Saya bertekad untuk membahagiakan kedua orang tua. Bermanfaat untuk keluarga besar. Kemudian membelikan rumah untuk ibu saya bahkan sebelum menikah dengan Mas Arifin, itu di mata saya sudah bagian pergerakan politik perempuan yang notabene perempuan di Jawa, waktu itu masih erat kaitannya dengan patriarki.

Saya pun mengalami itu. Disitu saya berani untuk mendobrak budaya patriarki itu dan dengan keberhasilan yang memang saya buktikan.

Saya lulus kuliah tanpa membebani orang tua, sampai akhirnya saya menikah dengan Mas Arifin.

Ketika saya menikah, saya juga terlibat beberapa perbincangan.

Tadinya Mas Arifin anak band, kemudian jadi bakul panci sampai Mas Arifin terjun ke politik ini bagian dari hasil diskusi ranjang kami.

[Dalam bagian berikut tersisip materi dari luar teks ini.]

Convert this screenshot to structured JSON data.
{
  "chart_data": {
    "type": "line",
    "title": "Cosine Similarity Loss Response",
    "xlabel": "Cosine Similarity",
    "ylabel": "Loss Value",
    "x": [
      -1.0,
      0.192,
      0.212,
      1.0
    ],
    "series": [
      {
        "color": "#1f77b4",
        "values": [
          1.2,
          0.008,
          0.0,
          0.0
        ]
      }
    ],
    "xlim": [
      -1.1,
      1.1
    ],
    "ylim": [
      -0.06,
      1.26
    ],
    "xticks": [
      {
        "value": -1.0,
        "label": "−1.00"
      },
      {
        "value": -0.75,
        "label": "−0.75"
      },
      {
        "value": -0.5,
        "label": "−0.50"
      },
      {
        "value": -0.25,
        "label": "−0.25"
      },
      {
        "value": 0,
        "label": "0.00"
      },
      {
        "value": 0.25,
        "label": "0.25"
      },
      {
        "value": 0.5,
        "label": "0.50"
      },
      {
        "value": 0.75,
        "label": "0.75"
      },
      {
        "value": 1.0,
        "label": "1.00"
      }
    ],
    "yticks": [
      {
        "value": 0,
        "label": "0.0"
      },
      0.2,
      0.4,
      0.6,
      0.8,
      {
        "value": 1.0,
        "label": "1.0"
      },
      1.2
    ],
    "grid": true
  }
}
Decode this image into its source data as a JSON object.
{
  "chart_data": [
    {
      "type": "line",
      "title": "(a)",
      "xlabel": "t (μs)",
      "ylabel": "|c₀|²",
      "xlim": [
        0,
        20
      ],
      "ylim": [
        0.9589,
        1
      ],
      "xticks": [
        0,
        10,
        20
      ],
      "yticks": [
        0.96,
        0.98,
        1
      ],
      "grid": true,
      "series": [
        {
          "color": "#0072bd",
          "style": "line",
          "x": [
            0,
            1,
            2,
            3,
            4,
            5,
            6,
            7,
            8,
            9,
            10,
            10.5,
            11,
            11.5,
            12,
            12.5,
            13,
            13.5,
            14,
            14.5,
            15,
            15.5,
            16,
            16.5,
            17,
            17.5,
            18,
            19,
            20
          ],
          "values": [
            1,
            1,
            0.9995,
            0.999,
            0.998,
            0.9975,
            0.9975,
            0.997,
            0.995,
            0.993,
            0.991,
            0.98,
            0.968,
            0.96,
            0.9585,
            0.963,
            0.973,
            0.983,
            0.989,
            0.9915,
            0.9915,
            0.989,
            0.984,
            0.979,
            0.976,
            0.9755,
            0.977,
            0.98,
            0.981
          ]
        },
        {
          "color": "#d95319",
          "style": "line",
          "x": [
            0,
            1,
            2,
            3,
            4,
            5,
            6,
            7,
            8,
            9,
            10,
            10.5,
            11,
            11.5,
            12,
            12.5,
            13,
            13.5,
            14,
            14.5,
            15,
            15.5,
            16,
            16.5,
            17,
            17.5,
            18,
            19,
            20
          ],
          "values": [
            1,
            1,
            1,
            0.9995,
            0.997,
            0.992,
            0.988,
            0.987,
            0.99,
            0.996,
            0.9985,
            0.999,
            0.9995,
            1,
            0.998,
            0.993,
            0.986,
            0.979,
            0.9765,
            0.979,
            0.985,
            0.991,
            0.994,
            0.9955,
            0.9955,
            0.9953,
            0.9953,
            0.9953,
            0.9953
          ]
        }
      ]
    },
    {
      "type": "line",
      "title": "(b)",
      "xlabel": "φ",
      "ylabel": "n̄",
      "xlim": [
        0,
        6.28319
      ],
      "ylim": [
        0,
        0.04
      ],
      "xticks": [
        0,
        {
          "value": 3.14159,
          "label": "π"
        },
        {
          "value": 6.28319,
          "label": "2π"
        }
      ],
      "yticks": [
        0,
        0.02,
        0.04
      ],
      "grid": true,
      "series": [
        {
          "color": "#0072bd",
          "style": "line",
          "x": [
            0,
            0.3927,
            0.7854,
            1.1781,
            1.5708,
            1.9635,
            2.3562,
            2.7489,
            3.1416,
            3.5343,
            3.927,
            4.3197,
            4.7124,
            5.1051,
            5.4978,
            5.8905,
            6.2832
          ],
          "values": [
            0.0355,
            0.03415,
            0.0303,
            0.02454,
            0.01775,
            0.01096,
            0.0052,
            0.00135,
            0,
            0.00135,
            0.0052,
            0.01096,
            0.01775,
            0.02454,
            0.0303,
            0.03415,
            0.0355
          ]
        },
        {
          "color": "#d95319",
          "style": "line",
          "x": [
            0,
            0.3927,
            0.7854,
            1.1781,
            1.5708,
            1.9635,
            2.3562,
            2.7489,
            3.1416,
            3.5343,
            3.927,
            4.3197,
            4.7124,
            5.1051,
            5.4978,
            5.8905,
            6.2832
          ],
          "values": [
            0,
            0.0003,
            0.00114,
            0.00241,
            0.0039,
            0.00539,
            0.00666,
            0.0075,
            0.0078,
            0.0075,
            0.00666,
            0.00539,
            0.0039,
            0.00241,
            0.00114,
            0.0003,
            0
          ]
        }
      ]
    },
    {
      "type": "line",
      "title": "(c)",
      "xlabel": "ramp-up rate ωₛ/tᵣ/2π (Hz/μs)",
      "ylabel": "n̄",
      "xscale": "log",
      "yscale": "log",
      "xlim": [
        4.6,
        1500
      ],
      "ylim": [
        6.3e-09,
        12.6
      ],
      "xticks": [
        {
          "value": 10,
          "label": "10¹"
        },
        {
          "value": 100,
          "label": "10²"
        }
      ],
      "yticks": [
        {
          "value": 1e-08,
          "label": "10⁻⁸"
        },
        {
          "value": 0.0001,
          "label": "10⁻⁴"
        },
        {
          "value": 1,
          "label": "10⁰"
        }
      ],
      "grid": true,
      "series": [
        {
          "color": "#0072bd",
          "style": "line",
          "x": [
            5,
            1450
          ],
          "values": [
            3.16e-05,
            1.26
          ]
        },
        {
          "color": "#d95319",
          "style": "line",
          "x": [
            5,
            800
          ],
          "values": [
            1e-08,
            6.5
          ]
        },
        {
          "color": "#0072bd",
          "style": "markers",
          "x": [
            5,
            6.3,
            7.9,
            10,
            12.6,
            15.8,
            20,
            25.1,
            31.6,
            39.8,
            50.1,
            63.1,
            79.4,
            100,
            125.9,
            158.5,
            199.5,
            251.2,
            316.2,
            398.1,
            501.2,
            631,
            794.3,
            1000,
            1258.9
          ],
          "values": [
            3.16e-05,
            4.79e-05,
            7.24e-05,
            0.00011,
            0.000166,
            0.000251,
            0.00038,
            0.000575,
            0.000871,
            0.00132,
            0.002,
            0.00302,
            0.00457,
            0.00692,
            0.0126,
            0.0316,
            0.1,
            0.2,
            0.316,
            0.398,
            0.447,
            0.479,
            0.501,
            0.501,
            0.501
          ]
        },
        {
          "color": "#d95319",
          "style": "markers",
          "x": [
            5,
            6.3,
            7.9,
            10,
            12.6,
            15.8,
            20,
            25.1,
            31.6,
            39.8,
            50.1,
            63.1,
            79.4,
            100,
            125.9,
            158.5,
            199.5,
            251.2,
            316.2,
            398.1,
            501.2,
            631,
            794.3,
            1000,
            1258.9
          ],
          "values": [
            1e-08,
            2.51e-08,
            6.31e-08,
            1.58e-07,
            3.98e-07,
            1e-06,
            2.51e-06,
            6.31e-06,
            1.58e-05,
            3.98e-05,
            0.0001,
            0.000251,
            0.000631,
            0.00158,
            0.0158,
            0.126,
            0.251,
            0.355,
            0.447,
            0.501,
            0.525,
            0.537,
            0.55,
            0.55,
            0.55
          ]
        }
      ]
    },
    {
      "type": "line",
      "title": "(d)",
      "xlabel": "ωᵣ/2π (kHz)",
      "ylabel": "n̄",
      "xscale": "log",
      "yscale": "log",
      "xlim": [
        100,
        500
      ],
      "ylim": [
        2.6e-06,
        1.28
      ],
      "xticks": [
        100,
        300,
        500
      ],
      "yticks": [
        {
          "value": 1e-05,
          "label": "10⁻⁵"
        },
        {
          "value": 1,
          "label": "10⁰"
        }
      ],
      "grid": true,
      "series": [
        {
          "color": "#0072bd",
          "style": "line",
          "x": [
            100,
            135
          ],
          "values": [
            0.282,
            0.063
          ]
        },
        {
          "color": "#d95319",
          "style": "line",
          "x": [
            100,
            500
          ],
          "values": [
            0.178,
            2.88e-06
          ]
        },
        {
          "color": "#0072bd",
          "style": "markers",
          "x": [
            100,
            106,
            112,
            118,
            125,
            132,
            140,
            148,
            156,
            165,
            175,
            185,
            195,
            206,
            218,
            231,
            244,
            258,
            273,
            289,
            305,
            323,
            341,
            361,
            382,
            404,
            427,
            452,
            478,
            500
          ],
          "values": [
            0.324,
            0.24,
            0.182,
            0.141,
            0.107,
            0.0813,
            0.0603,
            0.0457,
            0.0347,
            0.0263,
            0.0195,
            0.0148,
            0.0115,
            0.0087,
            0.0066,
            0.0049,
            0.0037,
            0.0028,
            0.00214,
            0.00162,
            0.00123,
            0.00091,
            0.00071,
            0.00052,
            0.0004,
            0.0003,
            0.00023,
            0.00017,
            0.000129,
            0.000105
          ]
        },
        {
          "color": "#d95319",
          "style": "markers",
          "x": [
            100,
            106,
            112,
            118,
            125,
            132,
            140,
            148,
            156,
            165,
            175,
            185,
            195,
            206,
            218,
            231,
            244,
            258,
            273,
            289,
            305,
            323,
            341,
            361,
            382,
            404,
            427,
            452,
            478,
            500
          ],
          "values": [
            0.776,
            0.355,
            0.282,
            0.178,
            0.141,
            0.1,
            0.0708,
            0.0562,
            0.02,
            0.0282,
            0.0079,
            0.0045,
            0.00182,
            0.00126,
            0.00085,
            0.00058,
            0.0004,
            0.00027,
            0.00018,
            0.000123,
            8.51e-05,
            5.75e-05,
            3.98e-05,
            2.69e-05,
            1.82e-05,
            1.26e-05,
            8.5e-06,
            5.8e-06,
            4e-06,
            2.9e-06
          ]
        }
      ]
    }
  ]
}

Karena kami biasa diskusi. Akhirnya membentuk kontrak pemikiran beliau sehingga membuat beliau memberanikan diri untuk berangkat sebagai wakil bupati tahun 2015.

Nah setelah menjadi istri wakil bupati, otomatis saya menjadi wakil ketua TP PKK dan ketika beliau dilantik menjadi Bupati Trenggalek saya menjadi Ketua TP PKK.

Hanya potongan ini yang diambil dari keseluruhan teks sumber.